The O’Brien group’s research focuses on contemporary organic synthesis, with a particular interest in asymmetric synthesis, namely the synthesis of single enantiomers of chiral molecules. All of the projects in the group aim to develop selective and synthetically useful methods that are technically simple, high yielding and robust.
Current research projects are focused in three distinct areas:
In this area, the O’Brien group carries out a distinctive, multi-disciplinary approach to mechanistic interrogation of organolithium/diamine-mediated reactions. We combine several orthogonal techniques including in situ React IR spectroscopy (for exploring lithiation and trapping reactions in real-time), NMR spectroscopy (for determining the solution structure of organolithium/diamine complexes), DFT computational modelling and more traditional reaction optimisation (e.g. solvent and temperature variation). All of this information is then utilised in optimising reaction conditions/yields and in the development of new methodology, with a focus on high levels of enantioselectivity, diastereoselectivity, regioselectivity and chemoselectivity. Then, our new methods are applied to the synthesis of nitrogen heterocycles such as pyrrolidines, piperidines and piperazines, which are amongst the most common structural motifs in blockbuster pharmaceuticals. As a result , the products we generate are of interest to medicinal chemistry groups and, since 2010, this area of research has benefitted from industrial support from AstraZeneca, GlaxoSmithKline, Merck and Pfizer.

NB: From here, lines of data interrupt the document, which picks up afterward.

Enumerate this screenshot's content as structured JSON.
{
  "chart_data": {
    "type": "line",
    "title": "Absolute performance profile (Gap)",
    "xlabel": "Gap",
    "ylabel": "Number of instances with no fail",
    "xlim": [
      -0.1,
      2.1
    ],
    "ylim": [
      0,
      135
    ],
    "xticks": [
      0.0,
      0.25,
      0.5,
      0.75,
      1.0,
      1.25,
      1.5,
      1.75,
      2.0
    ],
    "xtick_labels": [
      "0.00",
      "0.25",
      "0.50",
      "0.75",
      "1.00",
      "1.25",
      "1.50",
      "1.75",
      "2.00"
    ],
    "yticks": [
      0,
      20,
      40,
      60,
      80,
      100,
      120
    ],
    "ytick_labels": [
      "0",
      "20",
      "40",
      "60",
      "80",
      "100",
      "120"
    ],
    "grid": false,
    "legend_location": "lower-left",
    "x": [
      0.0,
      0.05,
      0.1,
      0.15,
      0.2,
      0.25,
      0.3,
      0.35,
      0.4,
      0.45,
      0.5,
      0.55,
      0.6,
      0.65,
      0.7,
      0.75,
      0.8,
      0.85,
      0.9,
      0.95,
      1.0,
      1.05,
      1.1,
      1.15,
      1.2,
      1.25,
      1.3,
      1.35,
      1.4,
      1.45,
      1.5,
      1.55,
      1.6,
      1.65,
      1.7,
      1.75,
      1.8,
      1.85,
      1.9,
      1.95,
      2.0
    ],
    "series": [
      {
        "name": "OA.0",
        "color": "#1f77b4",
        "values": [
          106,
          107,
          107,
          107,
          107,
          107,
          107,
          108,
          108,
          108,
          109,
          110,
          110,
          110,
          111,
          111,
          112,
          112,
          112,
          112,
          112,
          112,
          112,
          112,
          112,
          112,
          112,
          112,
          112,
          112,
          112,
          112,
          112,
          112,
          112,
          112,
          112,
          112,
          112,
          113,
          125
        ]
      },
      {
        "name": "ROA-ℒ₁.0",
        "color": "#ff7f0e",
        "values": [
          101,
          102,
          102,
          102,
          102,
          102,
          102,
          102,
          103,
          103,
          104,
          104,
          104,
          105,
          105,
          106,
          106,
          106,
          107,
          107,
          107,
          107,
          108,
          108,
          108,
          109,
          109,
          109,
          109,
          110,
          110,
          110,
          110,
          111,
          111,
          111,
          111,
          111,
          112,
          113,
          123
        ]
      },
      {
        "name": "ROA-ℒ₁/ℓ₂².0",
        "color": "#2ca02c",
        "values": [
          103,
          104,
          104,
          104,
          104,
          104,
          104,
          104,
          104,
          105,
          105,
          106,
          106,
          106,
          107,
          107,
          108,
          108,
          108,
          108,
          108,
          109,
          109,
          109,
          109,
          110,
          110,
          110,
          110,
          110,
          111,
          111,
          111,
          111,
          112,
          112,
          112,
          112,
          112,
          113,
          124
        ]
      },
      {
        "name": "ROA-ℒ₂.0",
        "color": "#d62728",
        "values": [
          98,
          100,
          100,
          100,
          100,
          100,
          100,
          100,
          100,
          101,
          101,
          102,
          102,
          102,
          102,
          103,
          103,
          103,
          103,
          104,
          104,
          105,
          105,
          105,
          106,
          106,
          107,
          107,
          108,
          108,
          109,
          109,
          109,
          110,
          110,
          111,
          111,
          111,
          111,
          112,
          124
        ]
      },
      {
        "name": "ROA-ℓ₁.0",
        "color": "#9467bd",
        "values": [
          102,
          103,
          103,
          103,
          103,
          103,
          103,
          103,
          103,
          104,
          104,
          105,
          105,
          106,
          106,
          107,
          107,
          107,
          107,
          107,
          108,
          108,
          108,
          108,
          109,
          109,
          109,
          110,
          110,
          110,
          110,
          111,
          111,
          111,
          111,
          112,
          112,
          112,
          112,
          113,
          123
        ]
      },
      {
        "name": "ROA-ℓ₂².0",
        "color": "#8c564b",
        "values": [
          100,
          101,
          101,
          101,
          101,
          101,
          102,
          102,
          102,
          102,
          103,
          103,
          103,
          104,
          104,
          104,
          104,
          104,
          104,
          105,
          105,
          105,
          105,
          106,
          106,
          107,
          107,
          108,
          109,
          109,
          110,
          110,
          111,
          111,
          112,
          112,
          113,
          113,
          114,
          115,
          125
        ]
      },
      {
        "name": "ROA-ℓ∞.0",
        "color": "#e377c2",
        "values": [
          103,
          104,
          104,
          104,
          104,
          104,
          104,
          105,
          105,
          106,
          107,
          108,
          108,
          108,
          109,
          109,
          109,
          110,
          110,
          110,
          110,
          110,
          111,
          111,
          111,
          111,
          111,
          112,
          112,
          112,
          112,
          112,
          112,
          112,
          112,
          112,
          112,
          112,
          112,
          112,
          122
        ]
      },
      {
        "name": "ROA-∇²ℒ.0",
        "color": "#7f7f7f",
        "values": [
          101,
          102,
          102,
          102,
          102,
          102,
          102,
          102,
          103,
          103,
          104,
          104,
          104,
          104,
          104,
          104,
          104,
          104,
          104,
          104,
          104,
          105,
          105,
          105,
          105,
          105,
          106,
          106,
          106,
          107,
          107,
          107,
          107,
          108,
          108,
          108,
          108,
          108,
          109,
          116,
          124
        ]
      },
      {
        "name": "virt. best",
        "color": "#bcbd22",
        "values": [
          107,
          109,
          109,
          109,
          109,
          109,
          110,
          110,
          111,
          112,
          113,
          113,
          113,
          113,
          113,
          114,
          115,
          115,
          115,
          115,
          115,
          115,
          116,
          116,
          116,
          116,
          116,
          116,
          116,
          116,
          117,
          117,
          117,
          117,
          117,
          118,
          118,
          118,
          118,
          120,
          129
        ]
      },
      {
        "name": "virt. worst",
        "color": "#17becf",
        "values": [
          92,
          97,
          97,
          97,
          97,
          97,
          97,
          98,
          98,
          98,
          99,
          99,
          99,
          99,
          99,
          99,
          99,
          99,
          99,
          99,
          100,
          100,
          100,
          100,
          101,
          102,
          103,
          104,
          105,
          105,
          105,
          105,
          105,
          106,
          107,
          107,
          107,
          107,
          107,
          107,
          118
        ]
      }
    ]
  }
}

In this area, the O’Brien group is exploring the construction of a novel 3-D fragment library for fragment-based drug discovery. Fragments are relatively simple, small organic molecules with molecular weight of 110-250 Da, clogP values in the range –1 to 3 and total polar surface area of ≤60 Å. However, current fragment libraries are populated with a high proportion of flat, heteroaromatic structures and this can limit the exploration of fragment-protein interactions. To address this, we are designing 3-D fragments that occupy regions of under-represented 3-D pharmaceutical space. Ultimately, the new 3-D fragments are screened against protein targets of relevance to drug discovery. The synthetic element of this project benefits from support from an industrial consortium of partners, including Astex, AstraZeneca, Lilly, Pfizer and Vernalis.
Through collaborations with members of the York Structural Biology Group, we are developing synthetic methodology for use in two chemical biology projects: fragment-based discovery of enzyme activators and protein bioconjugation.